母親の買い物に付き合った帰りに、レコード店で必死にねだって買ってもらったという「アニソンベスト」のカセットテープ。
しかし家に帰って再生すると、そこに待っていたのは大きな衝撃でした。
「腹が立ちました。全然水木一郎じゃない、謎の男性歌手の歌う『マジンガーZ』。全然子門真人じゃない、謎の男性歌手が歌う『ガッチャマン』。『バカボン』も『ゲッターロボ』も『宇宙戦艦ヤマト』も、全て全然知らん謎の歌手が歌ってました。めっちゃ腹が立ちました」(Aさん)
なんと、収録されていたアニメソングはすべて、まったく知らない歌手によるカバー版だったとのこと。
母親にしつこくせがんで買ってもらったカセットが、心を躍らせていたこどもの夢を打ち砕く代物だったというのです。
昭和の音楽商法
この話題、北野も思い当たる節があるようです。
「これ、昔よくありました。これはね、昭和にありがちなことです」との北野のコメントに、「えー?」「よくあるんだ!もうなんかむちゃくちゃになってるんですか?」と驚く、佐藤実絵子と松原タニシ。

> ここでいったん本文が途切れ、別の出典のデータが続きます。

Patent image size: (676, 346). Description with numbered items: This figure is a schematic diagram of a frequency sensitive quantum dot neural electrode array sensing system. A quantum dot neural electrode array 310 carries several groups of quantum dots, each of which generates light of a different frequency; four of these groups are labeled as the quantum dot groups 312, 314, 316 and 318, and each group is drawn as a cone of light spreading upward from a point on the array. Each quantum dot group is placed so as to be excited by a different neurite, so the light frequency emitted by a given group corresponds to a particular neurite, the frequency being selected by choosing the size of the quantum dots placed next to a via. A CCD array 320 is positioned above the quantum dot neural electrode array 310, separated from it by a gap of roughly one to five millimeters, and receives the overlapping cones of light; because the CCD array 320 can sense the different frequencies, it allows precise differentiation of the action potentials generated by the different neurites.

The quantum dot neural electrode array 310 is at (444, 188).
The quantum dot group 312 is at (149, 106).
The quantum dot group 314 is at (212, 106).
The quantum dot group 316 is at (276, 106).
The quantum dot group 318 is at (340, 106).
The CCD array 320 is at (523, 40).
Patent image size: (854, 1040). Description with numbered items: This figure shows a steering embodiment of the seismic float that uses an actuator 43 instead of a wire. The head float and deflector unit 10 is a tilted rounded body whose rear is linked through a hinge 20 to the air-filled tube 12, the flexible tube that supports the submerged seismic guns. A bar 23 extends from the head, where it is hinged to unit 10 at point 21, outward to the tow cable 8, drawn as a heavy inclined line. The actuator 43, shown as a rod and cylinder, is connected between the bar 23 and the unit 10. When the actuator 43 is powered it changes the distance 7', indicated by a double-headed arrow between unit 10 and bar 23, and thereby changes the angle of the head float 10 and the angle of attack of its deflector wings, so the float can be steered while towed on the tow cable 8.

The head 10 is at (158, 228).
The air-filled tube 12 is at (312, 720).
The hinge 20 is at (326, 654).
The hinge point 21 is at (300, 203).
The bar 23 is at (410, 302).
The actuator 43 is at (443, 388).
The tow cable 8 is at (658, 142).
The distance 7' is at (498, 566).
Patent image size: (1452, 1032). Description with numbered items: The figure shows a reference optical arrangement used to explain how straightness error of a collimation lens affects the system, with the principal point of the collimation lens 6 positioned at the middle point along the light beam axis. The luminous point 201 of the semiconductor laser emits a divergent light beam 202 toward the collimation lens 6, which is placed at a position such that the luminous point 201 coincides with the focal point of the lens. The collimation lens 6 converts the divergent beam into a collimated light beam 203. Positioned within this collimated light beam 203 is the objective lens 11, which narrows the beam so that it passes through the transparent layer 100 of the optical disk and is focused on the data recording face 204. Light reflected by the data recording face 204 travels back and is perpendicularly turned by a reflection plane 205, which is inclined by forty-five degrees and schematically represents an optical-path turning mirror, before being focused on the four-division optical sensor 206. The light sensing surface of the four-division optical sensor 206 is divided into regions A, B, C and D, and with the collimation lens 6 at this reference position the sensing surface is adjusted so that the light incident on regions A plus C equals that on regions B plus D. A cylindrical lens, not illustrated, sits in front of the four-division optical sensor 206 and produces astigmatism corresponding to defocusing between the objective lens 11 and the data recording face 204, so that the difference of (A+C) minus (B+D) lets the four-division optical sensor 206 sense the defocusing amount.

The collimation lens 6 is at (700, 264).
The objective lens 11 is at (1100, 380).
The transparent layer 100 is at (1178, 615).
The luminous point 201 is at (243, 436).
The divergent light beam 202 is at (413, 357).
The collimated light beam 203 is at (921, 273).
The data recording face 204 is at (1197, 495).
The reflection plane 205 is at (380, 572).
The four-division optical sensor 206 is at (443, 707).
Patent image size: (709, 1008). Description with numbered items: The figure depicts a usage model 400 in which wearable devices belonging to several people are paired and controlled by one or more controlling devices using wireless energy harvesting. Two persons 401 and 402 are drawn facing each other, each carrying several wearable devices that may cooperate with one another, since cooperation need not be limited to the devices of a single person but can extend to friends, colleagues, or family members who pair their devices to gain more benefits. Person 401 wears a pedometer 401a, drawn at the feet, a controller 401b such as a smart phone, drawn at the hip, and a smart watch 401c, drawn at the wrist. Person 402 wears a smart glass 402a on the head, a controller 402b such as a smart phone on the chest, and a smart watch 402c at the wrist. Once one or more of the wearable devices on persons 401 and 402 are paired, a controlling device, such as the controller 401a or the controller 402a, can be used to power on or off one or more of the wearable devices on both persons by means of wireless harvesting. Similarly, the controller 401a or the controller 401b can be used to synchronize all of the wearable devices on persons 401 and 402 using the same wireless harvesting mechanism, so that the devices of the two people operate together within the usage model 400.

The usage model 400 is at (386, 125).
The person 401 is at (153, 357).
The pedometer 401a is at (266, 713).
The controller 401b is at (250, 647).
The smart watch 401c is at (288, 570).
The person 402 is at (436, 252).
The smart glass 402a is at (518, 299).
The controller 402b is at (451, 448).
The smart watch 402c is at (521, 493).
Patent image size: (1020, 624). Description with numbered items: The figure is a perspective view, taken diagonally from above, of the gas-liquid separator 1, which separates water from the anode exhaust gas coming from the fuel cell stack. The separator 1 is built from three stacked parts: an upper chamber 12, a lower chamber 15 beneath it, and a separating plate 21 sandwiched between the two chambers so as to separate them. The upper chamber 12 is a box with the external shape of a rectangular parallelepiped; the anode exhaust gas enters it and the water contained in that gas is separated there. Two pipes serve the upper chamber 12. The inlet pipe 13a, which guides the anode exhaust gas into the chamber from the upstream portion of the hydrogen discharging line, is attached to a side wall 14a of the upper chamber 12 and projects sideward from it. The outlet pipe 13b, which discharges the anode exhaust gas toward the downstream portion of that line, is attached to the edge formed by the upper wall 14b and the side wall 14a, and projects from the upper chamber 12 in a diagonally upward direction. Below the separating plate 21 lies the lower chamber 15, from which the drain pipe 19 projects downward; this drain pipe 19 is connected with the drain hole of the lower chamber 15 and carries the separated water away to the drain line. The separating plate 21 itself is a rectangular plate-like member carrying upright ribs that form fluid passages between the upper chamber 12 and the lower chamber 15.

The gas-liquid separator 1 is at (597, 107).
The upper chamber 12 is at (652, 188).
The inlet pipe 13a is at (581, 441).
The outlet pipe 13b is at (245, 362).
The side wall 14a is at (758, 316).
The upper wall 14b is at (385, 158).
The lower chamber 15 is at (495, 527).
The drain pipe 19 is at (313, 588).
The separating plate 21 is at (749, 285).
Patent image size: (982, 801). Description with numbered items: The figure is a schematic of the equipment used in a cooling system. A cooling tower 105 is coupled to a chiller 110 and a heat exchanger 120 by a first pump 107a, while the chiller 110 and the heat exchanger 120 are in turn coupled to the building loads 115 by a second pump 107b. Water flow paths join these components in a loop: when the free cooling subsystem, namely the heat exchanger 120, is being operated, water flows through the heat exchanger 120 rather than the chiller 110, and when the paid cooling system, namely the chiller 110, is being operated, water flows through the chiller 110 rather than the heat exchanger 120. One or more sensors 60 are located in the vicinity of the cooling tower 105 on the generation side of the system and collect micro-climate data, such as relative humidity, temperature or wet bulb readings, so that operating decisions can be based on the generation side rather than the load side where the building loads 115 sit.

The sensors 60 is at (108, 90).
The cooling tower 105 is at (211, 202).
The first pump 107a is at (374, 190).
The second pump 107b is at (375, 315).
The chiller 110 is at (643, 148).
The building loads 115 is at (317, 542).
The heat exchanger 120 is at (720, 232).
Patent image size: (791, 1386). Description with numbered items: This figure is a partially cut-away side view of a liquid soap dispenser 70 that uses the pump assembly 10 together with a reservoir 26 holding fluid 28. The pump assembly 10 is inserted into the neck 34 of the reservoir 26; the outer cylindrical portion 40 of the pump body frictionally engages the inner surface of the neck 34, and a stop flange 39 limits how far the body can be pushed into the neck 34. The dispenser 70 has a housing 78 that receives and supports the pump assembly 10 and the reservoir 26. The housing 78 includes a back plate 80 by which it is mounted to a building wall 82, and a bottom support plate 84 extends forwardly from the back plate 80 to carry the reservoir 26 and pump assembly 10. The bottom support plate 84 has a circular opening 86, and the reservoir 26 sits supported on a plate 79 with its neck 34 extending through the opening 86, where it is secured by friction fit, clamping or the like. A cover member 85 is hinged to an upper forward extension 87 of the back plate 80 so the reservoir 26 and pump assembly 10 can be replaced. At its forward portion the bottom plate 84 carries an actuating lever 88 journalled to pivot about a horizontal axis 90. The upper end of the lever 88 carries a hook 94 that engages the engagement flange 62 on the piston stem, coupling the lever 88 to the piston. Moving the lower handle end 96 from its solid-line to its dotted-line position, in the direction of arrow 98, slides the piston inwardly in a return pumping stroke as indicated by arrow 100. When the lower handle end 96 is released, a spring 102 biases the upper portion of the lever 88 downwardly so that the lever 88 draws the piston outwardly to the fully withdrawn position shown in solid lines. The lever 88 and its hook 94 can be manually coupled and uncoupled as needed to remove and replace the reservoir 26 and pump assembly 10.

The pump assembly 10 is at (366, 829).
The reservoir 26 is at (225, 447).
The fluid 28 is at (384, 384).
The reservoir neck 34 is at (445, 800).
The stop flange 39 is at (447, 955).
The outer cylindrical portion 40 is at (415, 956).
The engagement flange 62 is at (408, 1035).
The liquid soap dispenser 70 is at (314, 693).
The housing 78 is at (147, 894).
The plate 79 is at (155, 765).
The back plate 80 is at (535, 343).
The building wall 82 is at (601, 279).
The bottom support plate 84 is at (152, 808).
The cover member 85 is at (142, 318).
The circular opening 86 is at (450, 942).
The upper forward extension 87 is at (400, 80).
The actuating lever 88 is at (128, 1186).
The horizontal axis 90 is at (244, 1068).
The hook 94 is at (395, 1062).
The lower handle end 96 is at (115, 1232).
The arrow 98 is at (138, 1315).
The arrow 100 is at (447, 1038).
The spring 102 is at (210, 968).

北野「我々もよくレコードで『騙された!』っていうのがあったんですよ」
「映画の大ヒットソング特集」などと銘打たれたLPレコードが、通常1,500円するところを800円程度で売られていたとのこと。
しかし、この安さには理由がありました。
北野「買って帰ったら、当人が歌ってない、ほんまに謎の歌手が歌ってるレコードってまあまあありました」
松原「それ、録音し直してるわけでしょ?なんなん、それ」
北野にもあった苦い経験。松原はこの不可解なシステムを、全く納得できない様子です。
こどもの小遣いを狙い撃ち
音楽には原盤権というものがあり、番組で使用されているオリジナル歌手の音源は、契約したレコード会社しか発売できません。
そのため、他のレコード会社では人気楽曲を同じようなアレンジで、なおかつ別の歌手に歌わせて収録して販売していたのです。
しかしオトナの事情とは別に、こどもたちが引っかかってしまったのには理由があります。
北野「800円だから。こどもの頃、お小遣いないから安いのを選んじゃうやん。それのためのもんやったと思うけどね」
限られたお小遣いで憧れのアニソンを手に入れたいこどもたちの心理を巧みについた商法だったのかもしれません。
北野「おいらは当人が歌ったやつをまとめたと思ったら、全然違う人が歌ってる。まあまあ昭和にありがちなことです」
その言葉には昭和のこどもたちが味わった、共通の苦い思い出が込められていました。
バカにされた思い出
この話題に、共感の投稿が寄せられました。
「謎の歌手が歌う偽物カセット、私も買ったことがあります。当時、そのカセットを聴いていると友達に『それは本物の歌手じゃなくて偽物が歌ってる』とめっちゃバカにされて、悲しい思いをしました」(Bさん)
佐藤「切ない…(笑)」
北野「昭和にありがちな。昭和はこれ、ほんまに多かったもんね。『誰やねん!』みたいな、しかも下手やったりしますからね」
50年経っても忘れられない悲しい思い出。当時のこどもたちにとっては、本当に腹立たしい出来事だったことでしょう。